What won’t help are reports that the huge Chinese market for smartphones may just be reaching saturation – it has to happen at some point – and its recent rapid growth, which Xiaomi expertly capitalised upon, may be coming to an end. So the company’s new growth must come from overseas markets, and at the moment that’s not going to be in those countries where they take copyright protection very seriously. Hence the move into India and Brazil.
The imitation game
In fact, the poacher has now turned into the gamekeeper, as new start-up vendors in China have begun to copy Xiaomi’s designs and business model, undercutting its prices. Then add to that the increasing evidence that there are plenty of Chinese who would rather pay more for an actual iPhone, which cuts into Xiaomi’s top-end market. That leaves the company fighting in the mid-tier.

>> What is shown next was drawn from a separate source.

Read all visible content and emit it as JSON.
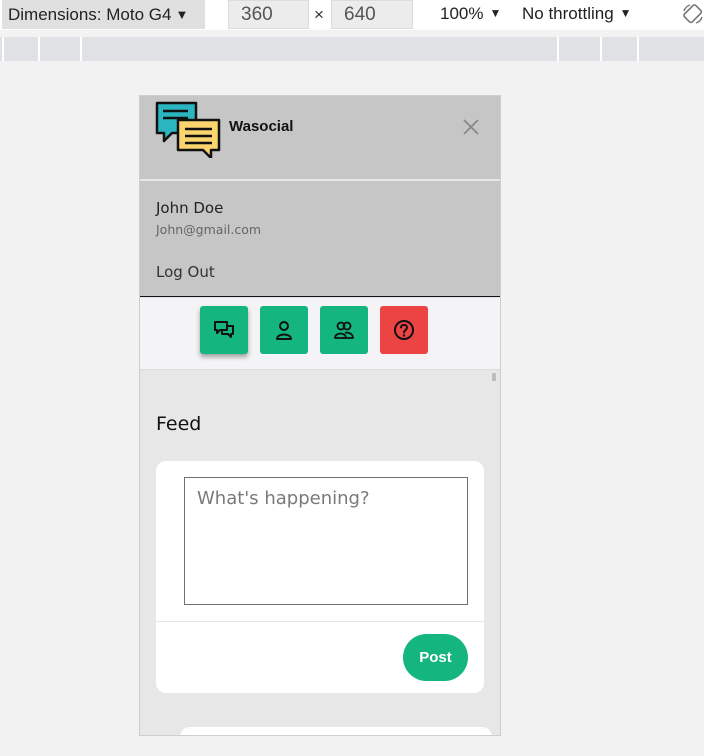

Still, Lei gave a positive spin on the sales figures, saying in a statement: “Even with the China smartphone market slowing down, we did a stellar job of posting a 33 per cent growth on last year's numbers. It can be said that we outperformed the market and produced an excellent report card.”
Xiaomi is quite rightly China's most valuable technology start-up, valued at $45 billion when it raised new capital last December. And yes, it beat both Apple and Samsung to become China’s biggest smartphone vendor, according to IDC. But it’s got a long way to go before it achieves Apple-like sales numbers. In the first quarter of this year, Apple shifted 61.2 million iPhones, which is getting on for four-times Xiaomi’s numbers. What’s more, Apple proudly publishes its revenue and profit figures, which is something its Chinese rival hasn’t yet done, so we have no way of knowing the true cost of Xiaomi’s success so far.
Who would have thought that a 33 per cent rise in sales would raise more questions than answers? Xiaomi is off to a great start, but it needs to deliver on its promise – show me what you can really do, Xiaomi.